Alle 18 a Senigallia l'esordio della squadra biancorossa
Oggi alle 18, allo stadio di Senigallia, muove i primi passi il nuovo Rimini di Massimo Gadda. I biancorossi affronteranno in amichevole la squadra locale: dal primo minuto dovrebbero giocare nel tridente offensivo Carlini, Carmona e Cicarevic, mentre per Facundo Piazze si dovrà ancora attendere. Le scelte offensive del ds Tamai sono già state occasione di dibattito sui social, tre dei sei attaccanti sono infatti di nazionalità straniera: c'è chi si auspicava altre scelte, in tempi di crisi per il pallone "italico". "In realtà Facundo ha il passaporto italiano, Cicarevic è qui da quando ha 14 anni.
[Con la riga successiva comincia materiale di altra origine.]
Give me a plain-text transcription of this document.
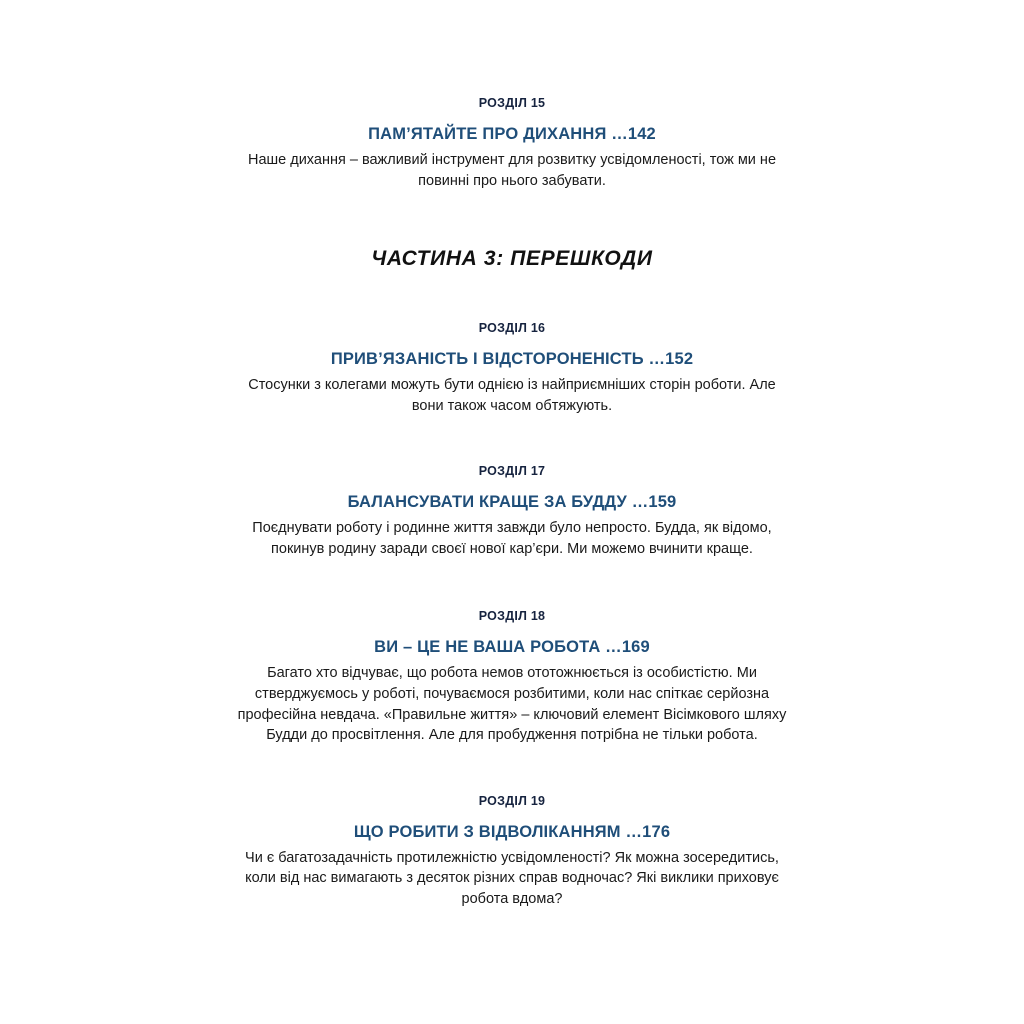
РОЗДІЛ 15
ПАМ’ЯТАЙТЕ ПРО ДИХАННЯ …142

Наше дихання – важливий інструмент для розвитку усвідомленості, тож ми не повинні про нього забувати.

ЧАСТИНА 3: ПЕРЕШКОДИ
РОЗДІЛ 16
ПРИВ’ЯЗАНІСТЬ І ВІДСТОРОНЕНІСТЬ …152

Стосунки з колегами можуть бути однією із найприємніших сторін роботи. Але вони також часом обтяжують.

РОЗДІЛ 17
БАЛАНСУВАТИ КРАЩЕ ЗА БУДДУ …159

Поєднувати роботу і родинне життя завжди було непросто. Будда, як відомо, покинув родину заради своєї нової кар’єри. Ми можемо вчинити краще.

РОЗДІЛ 18
ВИ – ЦЕ НЕ ВАША РОБОТА …169

Багато хто відчуває, що робота немов ототожнюється із особистістю. Ми стверджуємось у роботі, почуваємося розбитими, коли нас спіткає серйозна професійна невдача. «Правильне життя» – ключовий елемент Вісімкового шляху Будди до просвітлення. Але для пробудження потрібна не тільки робота.

РОЗДІЛ 19
ЩО РОБИТИ З ВІДВОЛІКАННЯМ …176

Чи є багатозадачність протилежністю усвідомленості? Як можна зосередитись, коли від нас вимагають з десяток різних справ водночас? Які виклики приховує робота вдома?
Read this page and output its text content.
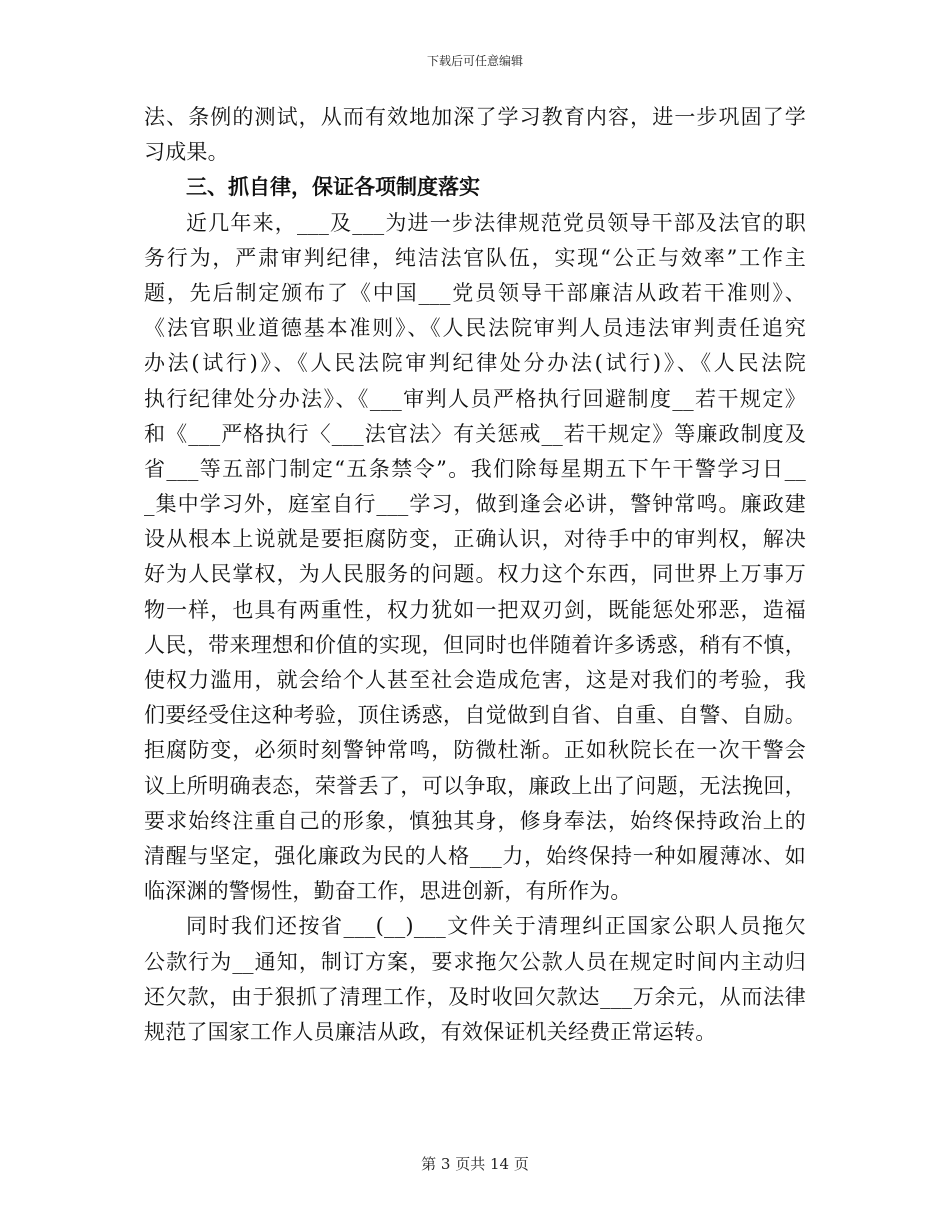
下载后可任意编辑
法、条例的测试，从而有效地加深了学习教育内容，进一步巩固了学
习成果。
三、抓自律，保证各项制度落实
近几年来，___及___为进一步法律规范党员领导干部及法官的职
务行为，严肃审判纪律，纯洁法官队伍，实现“公正与效率”工作主
题，先后制定颁布了《中国___党员领导干部廉洁从政若干准则》、
《法官职业道德基本准则》、《人民法院审判人员违法审判责任追究
办法(试行)》、《人民法院审判纪律处分办法(试行)》、《人民法院
执行纪律处分办法》、《___审判人员严格执行回避制度__若干规定》
和《___严格执行〈___法官法〉有关惩戒__若干规定》等廉政制度及
省___等五部门制定“五条禁令”。我们除每星期五下午干警学习日__
_集中学习外，庭室自行___学习，做到逢会必讲，警钟常鸣。廉政建
设从根本上说就是要拒腐防变，正确认识，对待手中的审判权，解决
好为人民掌权，为人民服务的问题。权力这个东西，同世界上万事万
物一样，也具有两重性，权力犹如一把双刃剑，既能惩处邪恶，造福
人民，带来理想和价值的实现，但同时也伴随着许多诱惑，稍有不慎，
使权力滥用，就会给个人甚至社会造成危害，这是对我们的考验，我
们要经受住这种考验，顶住诱惑，自觉做到自省、自重、自警、自励。
拒腐防变，必须时刻警钟常鸣，防微杜渐。正如秋院长在一次干警会
议上所明确表态，荣誉丢了，可以争取，廉政上出了问题，无法挽回，
要求始终注重自己的形象，慎独其身，修身奉法，始终保持政治上的
清醒与坚定，强化廉政为民的人格___力，始终保持一种如履薄冰、如
临深渊的警惕性，勤奋工作，思进创新，有所作为。
同时我们还按省___(__)___文件关于清理纠正国家公职人员拖欠
公款行为__通知，制订方案，要求拖欠公款人员在规定时间内主动归
还欠款，由于狠抓了清理工作，及时收回欠款达___万余元，从而法律
规范了国家工作人员廉洁从政，有效保证机关经费正常运转。
第 3 页共 14 页
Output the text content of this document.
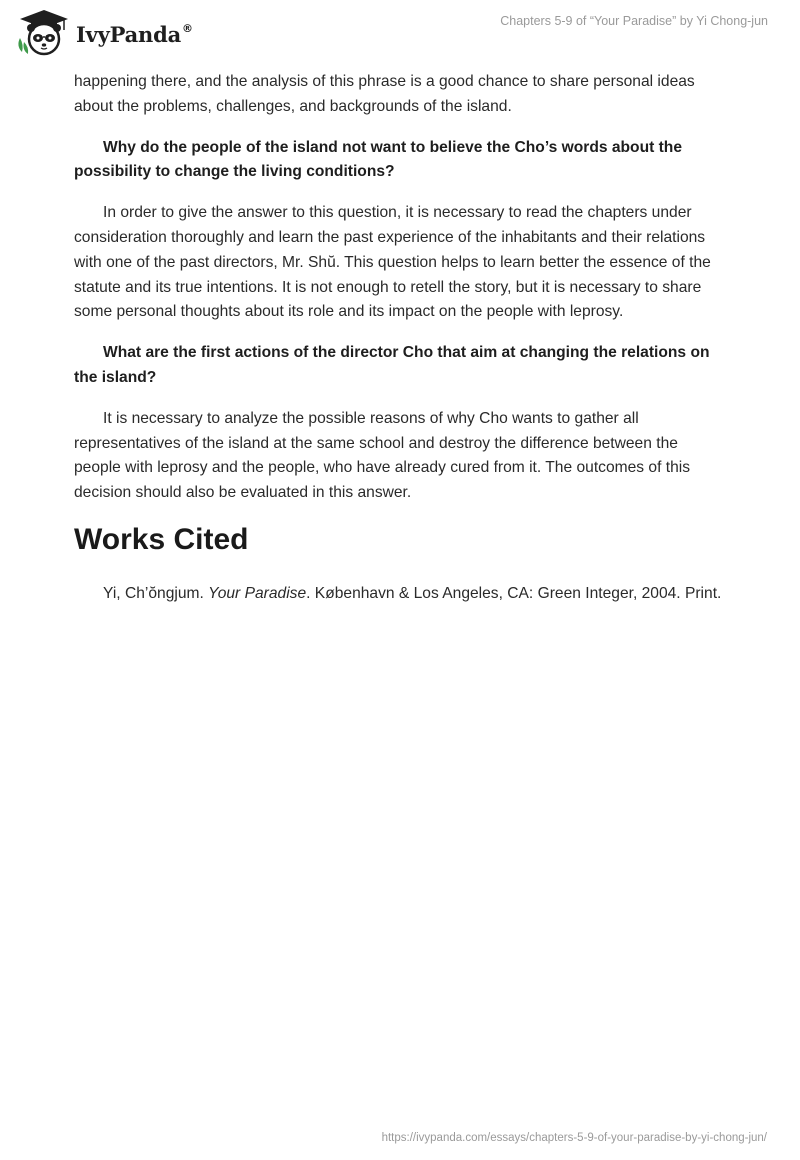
IvyPanda®	Chapters 5-9 of “Your Paradise” by Yi Chong-jun

happening there, and the analysis of this phrase is a good chance to share personal ideas about the problems, challenges, and backgrounds of the island.

Why do the people of the island not want to believe the Cho’s words about the possibility to change the living conditions?

In order to give the answer to this question, it is necessary to read the chapters under consideration thoroughly and learn the past experience of the inhabitants and their relations with one of the past directors, Mr. Shŭ. This question helps to learn better the essence of the statute and its true intentions. It is not enough to retell the story, but it is necessary to share some personal thoughts about its role and its impact on the people with leprosy.

What are the first actions of the director Cho that aim at changing the relations on the island?

It is necessary to analyze the possible reasons of why Cho wants to gather all representatives of the island at the same school and destroy the difference between the people with leprosy and the people, who have already cured from it. The outcomes of this decision should also be evaluated in this answer.

Works Cited

Yi, Ch’ŏngjum. Your Paradise. København & Los Angeles, CA: Green Integer, 2004. Print.

https://ivypanda.com/essays/chapters-5-9-of-your-paradise-by-yi-chong-jun/
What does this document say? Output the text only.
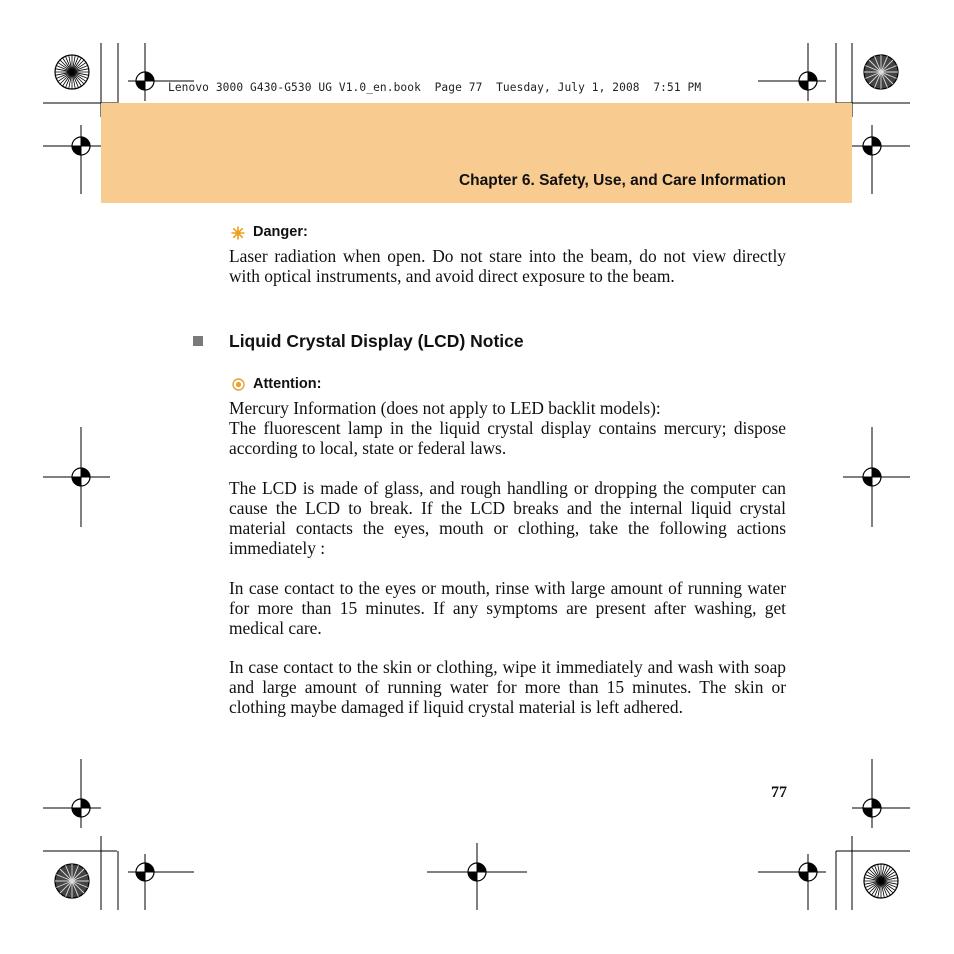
Lenovo 3000 G430-G530 UG V1.0_en.book  Page 77  Tuesday, July 1, 2008  7:51 PM
Chapter 6. Safety, Use, and Care Information
Danger:
Laser radiation when open. Do not stare into the beam, do not view directly with optical instruments, and avoid direct exposure to the beam.
Liquid Crystal Display (LCD) Notice
Attention:
Mercury Information (does not apply to LED backlit models):
The fluorescent lamp in the liquid crystal display contains mercury; dispose according to local, state or federal laws.
The LCD is made of glass, and rough handling or dropping the computer can cause the LCD to break. If the LCD breaks and the internal liquid crystal material contacts the eyes, mouth or clothing, take the following actions immediately :
In case contact to the eyes or mouth, rinse with large amount of running water for more than 15 minutes. If any symptoms are present after washing, get medical care.
In case contact to the skin or clothing, wipe it immediately and wash with soap and large amount of running water for more than 15 minutes. The skin or clothing maybe damaged if liquid crystal material is left adhered.
77
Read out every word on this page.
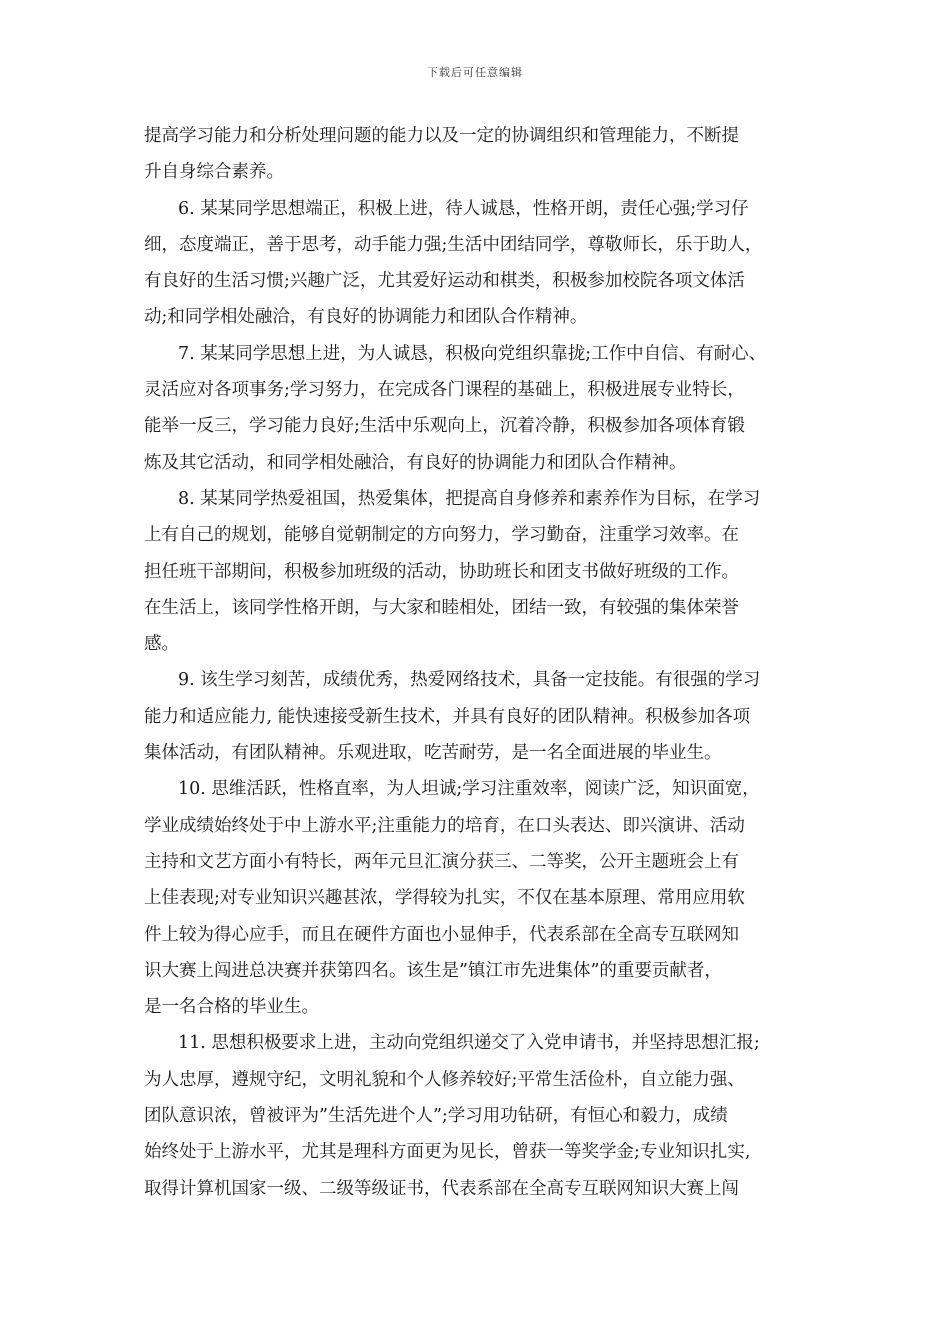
下载后可任意编辑
提高学习能力和分析处理问题的能力以及一定的协调组织和管理能力，不断提
升自身综合素养。
6. 某某同学思想端正，积极上进，待人诚恳，性格开朗，责任心强;学习仔
细，态度端正，善于思考，动手能力强;生活中团结同学，尊敬师长，乐于助人，
有良好的生活习惯;兴趣广泛，尤其爱好运动和棋类，积极参加校院各项文体活
动;和同学相处融洽，有良好的协调能力和团队合作精神。
7. 某某同学思想上进，为人诚恳，积极向党组织靠拢;工作中自信、有耐心、
灵活应对各项事务;学习努力，在完成各门课程的基础上，积极进展专业特长，
能举一反三，学习能力良好;生活中乐观向上，沉着冷静，积极参加各项体育锻
炼及其它活动，和同学相处融洽，有良好的协调能力和团队合作精神。
8. 某某同学热爱祖国，热爱集体，把提高自身修养和素养作为目标，在学习
上有自己的规划，能够自觉朝制定的方向努力，学习勤奋，注重学习效率。在
担任班干部期间，积极参加班级的活动，协助班长和团支书做好班级的工作。
在生活上，该同学性格开朗，与大家和睦相处，团结一致，有较强的集体荣誉
感。
9. 该生学习刻苦，成绩优秀，热爱网络技术，具备一定技能。有很强的学习
能力和适应能力, 能快速接受新生技术，并具有良好的团队精神。积极参加各项
集体活动，有团队精神。乐观进取，吃苦耐劳，是一名全面进展的毕业生。
10. 思维活跃，性格直率，为人坦诚;学习注重效率，阅读广泛，知识面宽，
学业成绩始终处于中上游水平;注重能力的培育，在口头表达、即兴演讲、活动
主持和文艺方面小有特长，两年元旦汇演分获三、二等奖，公开主题班会上有
上佳表现;对专业知识兴趣甚浓，学得较为扎实，不仅在基本原理、常用应用软
件上较为得心应手，而且在硬件方面也小显伸手，代表系部在全高专互联网知
识大赛上闯进总决赛并获第四名。该生是”镇江市先进集体”的重要贡献者，
是一名合格的毕业生。
11. 思想积极要求上进，主动向党组织递交了入党申请书，并坚持思想汇报;
为人忠厚，遵规守纪，文明礼貌和个人修养较好;平常生活俭朴，自立能力强、
团队意识浓，曾被评为”生活先进个人”;学习用功钻研，有恒心和毅力，成绩
始终处于上游水平，尤其是理科方面更为见长，曾获一等奖学金;专业知识扎实,
取得计算机国家一级、二级等级证书，代表系部在全高专互联网知识大赛上闯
Sono da anni qui. Carmona invece è arrivato l'anno scorso a Fermo", spiega Tamai. In realtà non è ovviamente un problema di passaporto: il Rimini ha cercato attaccanti di categoria superiore, perché il campionato di un anno fa della Spal deve essere di monito: nulla è scontato, bisogna essere ben attrezzati per salire sul gradino più alto del podio. E prelevare attaccanti dalla D non è facile, nonostante il blasone e l'appetibilità della piazza riminese. Anche perché poi il budget deve essere rispettato: il nuovo corso non può prescindere dalla sostenibilità. "Gli attaccanti liberi, qui in zona, non sono tanti. C'era Pacchioni, ma è rimasto a giocare in D. Siamo però contenti di quello che abbiamo fatto, abbiamo preso ragazzi giovani e con potenziale". In attesa di completare il mercato con un regista, ora è tempo di pensare al campo: "Dopo mesi di calvario per la città, senza calcio, oggi c'è voglia di ricominciare, di tornare in campo. Nei ragazzi c'è entusiasmo, c'è energia. Iniziamo una nuova storia: un Rimini che rinasce per l'ennesima volta. È il cruccio più grosso: negli ultimi anni siamo sempre caduti nel baratro".